Accounting is a technical field that makes some tasks perfect for working remotely. However, there are some challenges here. Without face to face communication, there are technical aspects of our job that are more difficult to communicate. Whereas before we could discuss a spreadsheet or a report in person, we now need to use more remote tools. There are plenty of tools we can use to communicate technical information remotely.
- Hopefully, you are using a video chat tool that also has a screen share option.
- With email communication, include as much of the data and information you can using a snipping tool, or a screen shot with arrows or highlights to add clarity.
- Take additional time to spell out the names of the system reports, how to run them, where on the server a file or contract is located, or what specific tasks you want to perform or are looking for others to perform.

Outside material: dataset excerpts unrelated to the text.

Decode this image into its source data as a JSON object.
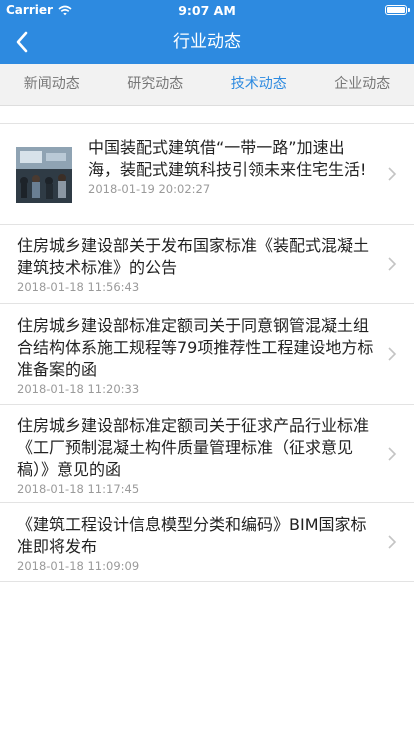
{
  "status_bar": {
    "carrier": "Carrier",
    "time": "9:07 AM"
  },
  "header": {
    "title": "行业动态"
  },
  "tabs": [
    {
      "label": "新闻动态",
      "active": false
    },
    {
      "label": "研究动态",
      "active": false
    },
    {
      "label": "技术动态",
      "active": true
    },
    {
      "label": "企业动态",
      "active": false
    }
  ],
  "articles": [
    {
      "title": "中国装配式建筑借“一带一路”加速出海，装配式建筑科技引领未来住宅生活!",
      "time": "2018-01-19 20:02:27",
      "has_thumbnail": true
    },
    {
      "title": "住房城乡建设部关于发布国家标准《装配式混凝土建筑技术标准》的公告",
      "time": "2018-01-18 11:56:43",
      "has_thumbnail": false
    },
    {
      "title": "住房城乡建设部标准定额司关于同意钢管混凝土组合结构体系施工规程等79项推荐性工程建设地方标准备案的函",
      "time": "2018-01-18 11:20:33",
      "has_thumbnail": false
    },
    {
      "title": "住房城乡建设部标准定额司关于征求产品行业标准《工厂预制混凝土构件质量管理标准（征求意见稿）》意见的函",
      "time": "2018-01-18 11:17:45",
      "has_thumbnail": false
    },
    {
      "title": "《建筑工程设计信息模型分类和编码》BIM国家标准即将发布",
      "time": "2018-01-18 11:09:09",
      "has_thumbnail": false
    }
  ],
  "colors": {
    "accent": "#2d8ae0",
    "tab_bg": "#f2f2f2",
    "text": "#222222",
    "muted": "#9a9a9a"
  }
}
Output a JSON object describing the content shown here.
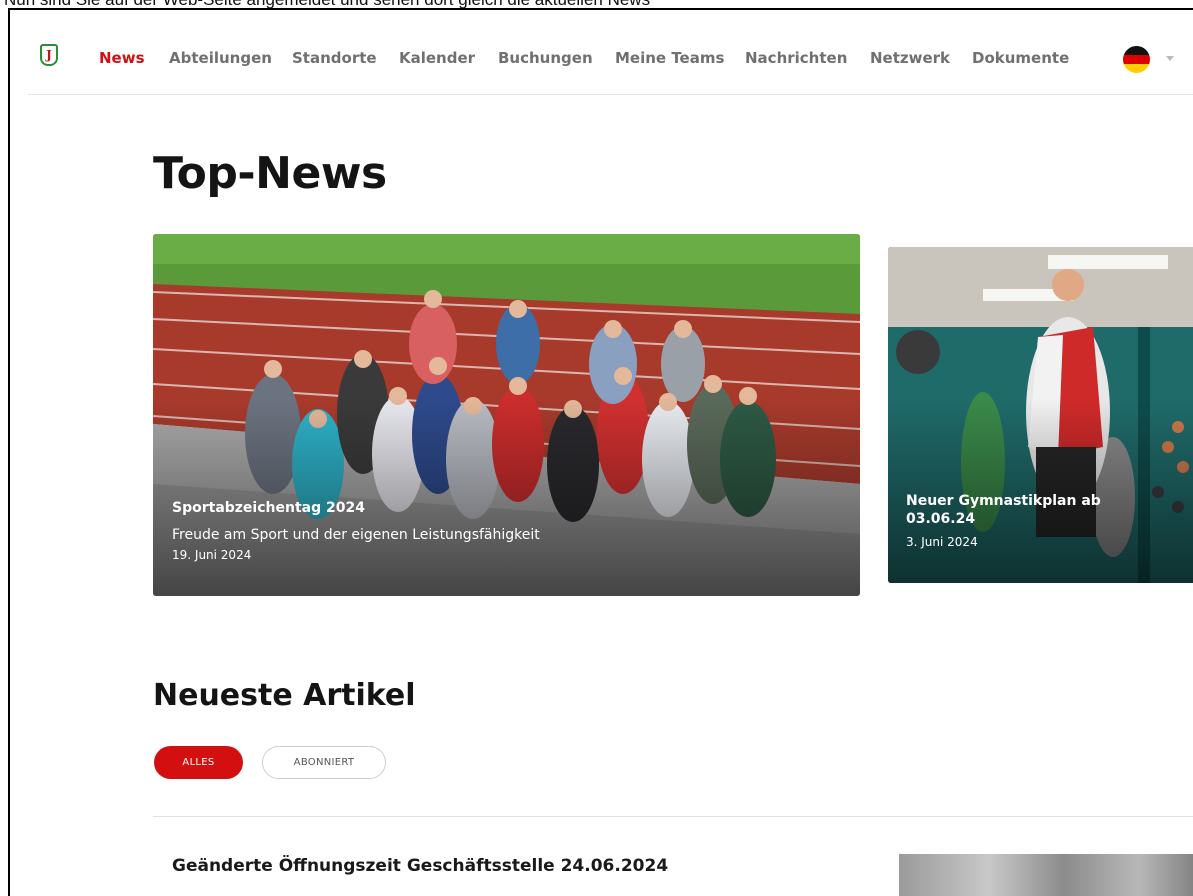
{
  "caption": "Nun sind Sie auf der Web-Seite angemeldet und sehen dort gleich die aktuellen News",
  "nav": {
    "items": [
      {
        "label": "News",
        "active": true
      },
      {
        "label": "Abteilungen"
      },
      {
        "label": "Standorte"
      },
      {
        "label": "Kalender"
      },
      {
        "label": "Buchungen"
      },
      {
        "label": "Meine Teams"
      },
      {
        "label": "Nachrichten"
      },
      {
        "label": "Netzwerk"
      },
      {
        "label": "Dokumente"
      }
    ],
    "language_icon": "germany-flag-icon",
    "accent_color": "#d40f0f"
  },
  "top_news": {
    "heading": "Top-News",
    "cards": [
      {
        "title": "Sportabzeichentag 2024",
        "subtitle": "Freude am Sport und der eigenen Leistungsfähigkeit",
        "date": "19. Juni 2024"
      },
      {
        "title": "Neuer Gymnastikplan ab 03.06.24",
        "date": "3. Juni 2024"
      }
    ]
  },
  "latest": {
    "heading": "Neueste Artikel",
    "filters": [
      "ALLES",
      "ABONNIERT"
    ],
    "articles": [
      {
        "title": "Geänderte Öffnungszeit Geschäftsstelle 24.06.2024"
      }
    ]
  }
}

Has your organization received funds from the CARES Act? Maybe there have been short-term or long-term changes to operations. These situations create unusual accounting and finance needs that will take some time to understand and flesh out.
The goal is concise detailed information. Saying too little or too much is easy. Good communication is more an art than a science.
In the TV show “The Office”, Michael Scott, Regional Manager of Dunder Mifflin has the best intentions to uplift the spirits of his team with humor and wit. His attempts usually fail miserably in a spectacle that renders him absent minded and crass. Remember, now more than ever, that humor in an email or chat will be received less favorably than if communicated in person. Be more aware than you would if you were saying things in person. After all some of us might be in a relaxed place in our home and keeping our professional dissonance can become challenging. Remember, email and chat communications are documented in writing. Try doing the following:
- Check in with your team, customers and vendors. The human element goes a long way and sometimes we can overlook that.
- Make sure you have rapport with the audience you are joking with. Assume anything you deliver in writing will be made public.
- Remember others may not be handling this change as gracefully as you are.
Lastly, take notes. Look at your organization’s processes and procedures. Maybe there are extra steps, or tasks that do not add value. Working remotely can shine a light on these things. Innovation thrives during times of change.